The great thing about this building as a whole is it's the Business & Engineering Convergence Center, so we really like to focus on convergence here.
That's what really makes it fun for me working with the Lunabotics group, because traditionally, I'm more manufacturing or mechanical, those types of things, whereas a lot of the Lunabotics has a lot more knowledge from electrical engineering type of components.
So for them to be able to come down and utilize this space in this building is an amazing thing to converge together to do all those.
- So, my role within the Lunabotics team this year is I am the mechanical team lead, so I'm responsible for producing all the parts in the CAD drawing.
So, while the rest of my team is working on developing the electrical system and the power system and the software of it, I'm working alongside them and creating the physical robot in which they are going to integrate their electronics into.
We have to have the ability to create the infrastructure for it and the framing, and this is the space that we will be able to use to create those parts.
Once I get done creating the part in a two dimensional drawing, I'll come down here and I'll see the shop director, and he will assist me in creating the part.

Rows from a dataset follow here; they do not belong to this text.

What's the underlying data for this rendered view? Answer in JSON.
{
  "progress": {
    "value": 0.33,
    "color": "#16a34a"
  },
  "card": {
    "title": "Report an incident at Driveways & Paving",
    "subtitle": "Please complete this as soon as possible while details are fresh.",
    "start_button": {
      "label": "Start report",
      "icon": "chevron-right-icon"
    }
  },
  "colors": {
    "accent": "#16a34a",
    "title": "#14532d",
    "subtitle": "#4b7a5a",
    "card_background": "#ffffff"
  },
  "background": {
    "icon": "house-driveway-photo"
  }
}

And at the end of that, I will be able to take that part, polish it, and do any post-processing to it.
And then from there, we can take it up to the lab and actually put it into the rover.
- One aspect of a project like this is the students get to be exposed in real life environment.
It's a lot of stress, but when it's time to actually go to the competition, it's euphoria.
It's a mix of apprehension, that your robot will just sink in the sand or not start, and then at the same time, it's excitement that, "Well, we have to accomplish something great, we wanna see it work."
So it's a very rewarding experience.
- [Narrator] Thank you for joining us on this journey.